Problem after change from 2.2 to 2.3

Discussion created by n.treutner on Jan 11, 2011
Latest reply on Jan 30, 2011 by n.treutner
Kernel produces wrong results

Hi There,

I've only reecntly switched from 2.2 to 2.3 and now parts of my code, that worked fine in 2.2 don't work anymore. i narrowed the problem (or at least one part of it) down to this kernel (attached), by checking the Buffers with the GDebugger.

What the kernel does, is: it compares to images (inputimage1 and 2) pixelwise. i initialize as many work-units as there are pixels (x, y) and then compare them over a window (X and Y), moving to the left of the image (with ww). the results for each comparison (so, variation of ww) are saved inside a 3d array, that actually is a normal array (dsi).

It appears, that the results, that are saved via

dsi[(x + y * width) * w_range + w_dsi] = sum0.w;

are the same inside each kernel (so the work-unit (x,y) writes 231678 to each field of the dsi, that it is supposed to write to), while they should change, since i change ww (via the for loop).

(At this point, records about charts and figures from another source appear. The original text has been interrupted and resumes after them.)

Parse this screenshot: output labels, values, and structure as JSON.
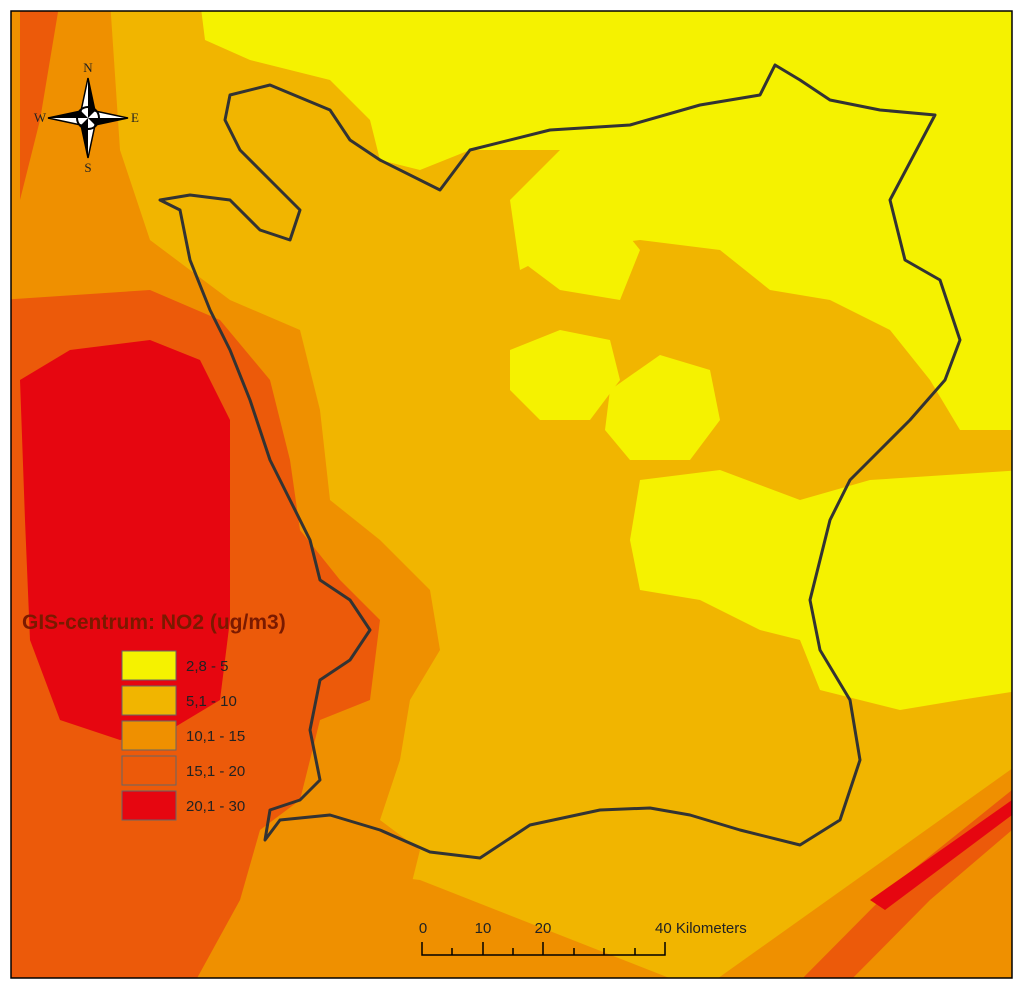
{
  "map": {
    "legend": {
      "title": "GIS-centrum: NO2 (ug/m3)",
      "items": [
        {
          "label": "2,8 - 5",
          "color": "#f5f200"
        },
        {
          "label": "5,1 - 10",
          "color": "#f1b500"
        },
        {
          "label": "10,1 - 15",
          "color": "#ef9000"
        },
        {
          "label": "15,1 - 20",
          "color": "#ec5a0a"
        },
        {
          "label": "20,1 - 30",
          "color": "#e60610"
        }
      ]
    },
    "compass": {
      "north": "N",
      "south": "S",
      "west": "W",
      "east": "E"
    },
    "scale_bar": {
      "labels": [
        "0",
        "10",
        "20",
        "40 Kilometers"
      ]
    }
  }
}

so i tried to find any changes in the handling of images and/or loops, but i couldn't find any relevant stuff.

i wonder if you guys have any idea, what is wrong.

__kernel void ssdkernel(__read_only image2d_t inputImage1, __read_only image2d_t inputImage2, __global float * dsi, __constant int * params, sampler_t imageSampler) { int x = get_global_id(0); int y = get_global_id(1); int width = get_global_size(0); int height = get_global_size(1); int k = (params[0] - 1)/2; int w = params[1]; int w_min = params[2]; int stepping = params[3]; int w_range = (w - w_min) / stepping; float4 diff0, sum0; //iterate over all disparities for (int ww = w_min, w_dsi = 0; ww < w; ww += stepping, w_dsi++) { diff0 = 0.0f; sum0 = 0.0f; //match the windows for(int Y = -k; Y <= k; Y=Y+1) { for(int X = -k; X <= k; X=X+1) { diff0 = read_imagef(inputImage1, imageSampler, (int2)(x + X, y + Y)) - read_imagef(inputImage2, imageSampler, (int2)(x + X - ww, y + Y)); sum0 += diff0 * diff0; } } sum0.w = sqrt(sum0.x * sum0.x + sum0.y * sum0.y + sum0.z * sum0.z); //compute the euclidian distance dsi[(x + y * width) * w_range + w_dsi] = sum0.w; } }